In other words, patient Jones was now subjected to a cybernetic error that would not have occurred with paper, in the hopes that patients Smith and Silverstein would be spared errors that might have occurred without cybernetic aid.
Even though the authors observe that "human research ethics approval was received from both hospitals and the University of Sydney", since patient Jones did not provide informed consent to the experimentation with what really are experimental medical devices as I've written often on this blog [see note 1], I'm not certain the full set of ethical issues have been well-addressed. It's not limited to this occasion, however. This phenomenon represents a pervasive, continual world-wide oversight with regard to clinical IT.
Furthermore, and finally: of considerable concern is another common limitation of all health IT studies, which I believe is often willful.
What really should be studied before justifications are given to spend tens of millions of dollars/Euros/whatever on CPOE or other clinical IT is this:
The impact of possible non-cybernetic interventions (e.g., additional humans and processes) to improve "medication ordering" (either CPOE, or ePrescribing) that might be FAR LESS EXPENSIVE, and that might have far less IT-caused unintended adverse consequences, than cybernetic "solutions."
Instead, pre-post studies are used to justify expenditures of millions (locally) and tens or hundreds of billions (nationally), with results sometimes like this affecting an entire country.
There is something very wrong with this, both scientifically and ethically.
 If these devices are not experimental, why are so many studying them to see if they actually work, to see if they pose unknown dangers, and to try to understand the conflicting results in the literature?
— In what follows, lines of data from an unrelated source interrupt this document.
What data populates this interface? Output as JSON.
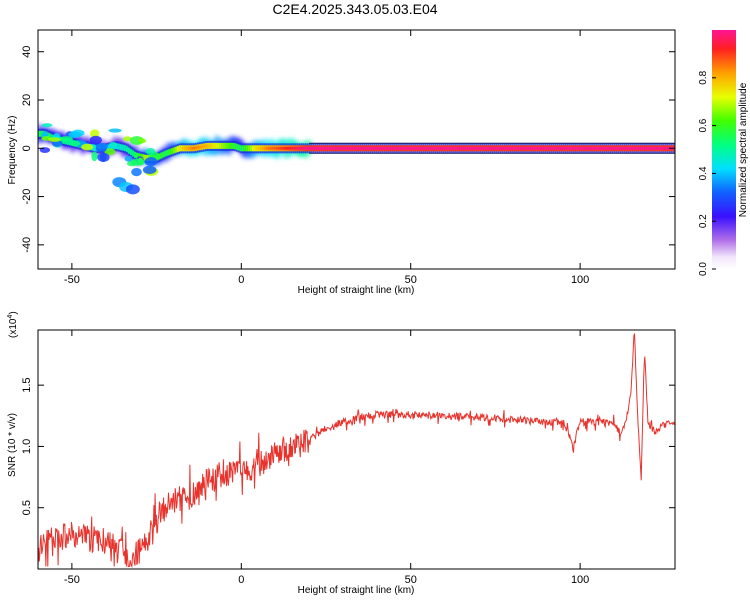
{
  "title": "C2E4.2025.343.05.03.E04",
  "chart_data": [
    {
      "type": "heatmap",
      "xlabel": "Height of straight line (km)",
      "ylabel": "Frequency (Hz)",
      "xlim": [
        -60,
        128
      ],
      "ylim": [
        -50,
        49
      ],
      "xticks": [
        -50,
        0,
        50,
        100
      ],
      "yticks": [
        -40,
        -20,
        0,
        20,
        40
      ],
      "colorbar": {
        "label": "Normalized spectral amplitude",
        "range": [
          0,
          1
        ],
        "ticks": [
          "0.0",
          "0.2",
          "0.4",
          "0.6",
          "0.8"
        ],
        "tick_values": [
          0.0,
          0.2,
          0.4,
          0.6,
          0.8
        ]
      },
      "ridge": {
        "x": [
          -58,
          -55,
          -52,
          -49,
          -46,
          -43,
          -40,
          -37,
          -34,
          -31,
          -28,
          -25,
          -22,
          -18,
          -14,
          -10,
          -6,
          -2,
          0,
          4,
          8,
          12,
          16,
          20,
          30,
          40,
          50,
          60,
          70,
          80,
          90,
          100,
          110,
          115,
          120,
          125,
          128
        ],
        "freq": [
          6,
          4,
          3,
          2,
          1,
          0,
          0,
          1,
          0,
          -3,
          -4,
          -4,
          -2,
          0,
          0,
          1,
          1,
          1,
          0,
          0,
          0,
          0,
          0,
          0,
          0,
          0,
          0,
          0,
          0,
          0,
          0,
          0,
          0,
          0,
          0,
          0,
          0
        ],
        "amplitude": [
          0.5,
          0.45,
          0.45,
          0.4,
          0.4,
          0.35,
          0.3,
          0.35,
          0.4,
          0.5,
          0.7,
          0.6,
          0.5,
          0.75,
          0.85,
          0.8,
          0.7,
          0.55,
          0.5,
          0.75,
          0.85,
          0.9,
          0.95,
          1.0,
          1.0,
          1.0,
          1.0,
          1.0,
          1.0,
          1.0,
          1.0,
          1.0,
          1.0,
          1.0,
          1.0,
          1.0,
          1.0
        ]
      },
      "secondary_blob": {
        "x": [
          -36,
          -34,
          -32
        ],
        "freq": [
          -14,
          -16,
          -17
        ],
        "amplitude": [
          0.35,
          0.4,
          0.3
        ]
      }
    },
    {
      "type": "line",
      "xlabel": "Height of straight line (km)",
      "ylabel": "SNR (10 * v/v)",
      "yscale_label": "(x10",
      "yscale_exponent": "4",
      "xlim": [
        -60,
        128
      ],
      "ylim": [
        0,
        1.95
      ],
      "xticks": [
        -50,
        0,
        50,
        100
      ],
      "yticks": [
        0.5,
        1.0,
        1.5
      ],
      "ytick_labels": [
        "0.5",
        "1.0",
        "1.5"
      ],
      "color": "#e8322c",
      "x": [
        -60,
        -50,
        -40,
        -32,
        -28,
        -24,
        -20,
        -15,
        -10,
        -5,
        0,
        5,
        10,
        15,
        20,
        25,
        30,
        35,
        40,
        50,
        60,
        70,
        80,
        90,
        95,
        98,
        100,
        105,
        110,
        112,
        114,
        115,
        116,
        117,
        118,
        119,
        120,
        122,
        125,
        128
      ],
      "y": [
        0.2,
        0.28,
        0.22,
        0.08,
        0.22,
        0.45,
        0.55,
        0.6,
        0.72,
        0.78,
        0.78,
        0.85,
        0.95,
        0.98,
        1.05,
        1.15,
        1.2,
        1.24,
        1.26,
        1.26,
        1.25,
        1.24,
        1.22,
        1.2,
        1.2,
        1.0,
        1.2,
        1.2,
        1.18,
        1.1,
        1.25,
        1.45,
        1.95,
        1.25,
        0.72,
        1.78,
        1.2,
        1.12,
        1.18,
        1.18
      ]
    }
  ]
}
More at this query link: http://hcrenewal.blogspot.com/search/label/Healthcare%20IT%20experiment
Addendum Feb. 10, 2012:
An anonymous commenter points out an interesting issue. They wrote:
The study was flawed due to its failure to consider delays in care and medication administration as an error caused by these experimental devices.
Delays are widespread with CPOE devices. One emergency room resorted to paper file cards and vacuum tubes to communicate urgency with the pharmacy. Delays were for hours.
I agree that lack of consideration of a temporal component, i.e., delays due to technology issues, is potentially significant.
I, for example, remember a more than five-minute delay in getting sublingual nitroglycerin to a relative with apparent chest pain due to IT-related causes. The problem turned out to be gastrointestinal, not cardiac; however, in another patient, the hospital might not be so lucky.
Addendum Feb. 12, 2012:
A key issue in technology evaluation studies is to separate the effects of the technology intervention from other, potentially confounding variables which always exist in a complex sociotechnical system, especially in a domain such as medicine. This seems uncommonly done in HIT evaluation studies. Not doing so will likely inflate the apparent contribution of the technology.
A "control ward" where the same education and training, process re-engineering, procedural improvements, etc. were performed as compared to the "intervention ward" (but without actual IT use) would probably be better suited to pre-post studies such as this.
A "comparison ward" where human interventions were implemented, as opposed to cybernetic, would be a mechanism to determine how efficacious and cost-effective the IT was compared to less expensive non-cybernetic alternatives.